Specifically, the researchers looked at the number of histone modification tags within a few thousand bases of transcription start sites for nearly 15,000 RefSeq genes, combining this information with microarray data showing transcript levels for these genes. From there, the team came up with quantitative models for predicting expression from the histone modifications.
Using these models, they found that by looking at the levels of just a few histone modifications at a gene's promoter, they could get insights into the expression of the gene.
"[C]ombinations of only two or three modifications are sufficient to build models that give rise to at least 95 [percent] of the performance obtained by using all modifications," the researchers wrote.
In particular, the researchers noted, four modifications — H4K20me1, H3K27ac, H3K79me1, and H2BK5ac — turned up in many of the models and seem to be closely linked to expression.
The team also detected differences in the types of modifications associated with specific types of promoters. For instance, they noted that H3K4me3 and H3K79me1 modifications were most useful for predicting the expression genes with low CpG promoters, while H3K27ac and H4K20me1 levels were most informative in terms of predicting the expression of genes with high CpG content promoters.
And when they tested models involving nine histone modifications in two other human cell types, the researchers found that they could accurately predict gene expression in these cells as well.
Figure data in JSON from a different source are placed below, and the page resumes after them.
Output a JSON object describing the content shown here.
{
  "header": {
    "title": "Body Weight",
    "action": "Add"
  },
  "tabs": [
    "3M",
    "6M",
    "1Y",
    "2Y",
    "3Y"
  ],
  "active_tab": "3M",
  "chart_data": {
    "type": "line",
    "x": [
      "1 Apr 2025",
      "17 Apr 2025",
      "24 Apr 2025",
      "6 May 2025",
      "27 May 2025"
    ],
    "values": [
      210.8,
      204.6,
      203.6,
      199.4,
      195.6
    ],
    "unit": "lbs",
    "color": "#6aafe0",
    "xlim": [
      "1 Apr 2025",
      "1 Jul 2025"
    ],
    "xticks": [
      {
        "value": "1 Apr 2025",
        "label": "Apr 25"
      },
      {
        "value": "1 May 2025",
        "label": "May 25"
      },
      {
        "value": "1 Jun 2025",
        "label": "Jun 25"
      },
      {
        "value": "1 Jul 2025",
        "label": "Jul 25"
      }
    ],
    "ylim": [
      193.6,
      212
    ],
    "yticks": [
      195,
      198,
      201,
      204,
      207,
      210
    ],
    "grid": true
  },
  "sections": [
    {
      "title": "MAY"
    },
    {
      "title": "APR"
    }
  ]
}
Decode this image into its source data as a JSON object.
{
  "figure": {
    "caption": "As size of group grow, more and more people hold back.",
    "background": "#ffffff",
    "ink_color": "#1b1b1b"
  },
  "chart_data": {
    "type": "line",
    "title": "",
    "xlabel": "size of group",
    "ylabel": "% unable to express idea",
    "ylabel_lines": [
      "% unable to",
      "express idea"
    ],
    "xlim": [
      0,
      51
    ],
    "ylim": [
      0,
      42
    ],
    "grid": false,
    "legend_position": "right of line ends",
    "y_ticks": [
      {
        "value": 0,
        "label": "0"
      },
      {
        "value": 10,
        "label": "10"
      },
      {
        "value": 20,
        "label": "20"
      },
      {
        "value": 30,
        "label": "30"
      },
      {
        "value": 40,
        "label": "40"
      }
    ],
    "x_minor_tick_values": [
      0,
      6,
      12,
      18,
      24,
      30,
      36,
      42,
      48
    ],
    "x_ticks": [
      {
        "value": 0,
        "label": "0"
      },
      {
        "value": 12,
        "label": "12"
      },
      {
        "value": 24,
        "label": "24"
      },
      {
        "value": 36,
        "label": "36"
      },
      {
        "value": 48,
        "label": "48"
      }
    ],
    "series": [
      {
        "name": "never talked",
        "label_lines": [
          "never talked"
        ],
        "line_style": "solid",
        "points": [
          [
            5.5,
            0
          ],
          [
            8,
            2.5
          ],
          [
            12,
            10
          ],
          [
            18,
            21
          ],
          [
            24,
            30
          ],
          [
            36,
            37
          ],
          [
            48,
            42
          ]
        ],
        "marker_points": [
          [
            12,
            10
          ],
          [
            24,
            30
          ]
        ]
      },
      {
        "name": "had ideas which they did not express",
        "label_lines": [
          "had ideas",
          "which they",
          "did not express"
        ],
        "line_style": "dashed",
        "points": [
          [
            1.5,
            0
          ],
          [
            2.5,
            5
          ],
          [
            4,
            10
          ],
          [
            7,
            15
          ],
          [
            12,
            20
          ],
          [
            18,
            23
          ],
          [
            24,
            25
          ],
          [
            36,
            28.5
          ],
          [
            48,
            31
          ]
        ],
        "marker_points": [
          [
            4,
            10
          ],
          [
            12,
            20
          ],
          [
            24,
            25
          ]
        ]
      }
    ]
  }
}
The team emphasized that it's still unclear whether the histone modifications they measured are actually altering transcription or whether a gene's transcriptional status influences its histone modifications. Even so, they noted, the relationship between the processes hints at a relationship between the RNA polymerase II enzyme and histone modifications — and exploiting this association should aid future studies involving these processes.
"[W]e can pinpoint a small number of modifications whose levels at the promoter can be used to infer gene expression and hence provide some information about the transcriptional process," they concluded, "which reduces the experimental effort to study the relationship between histone modifications and transcription."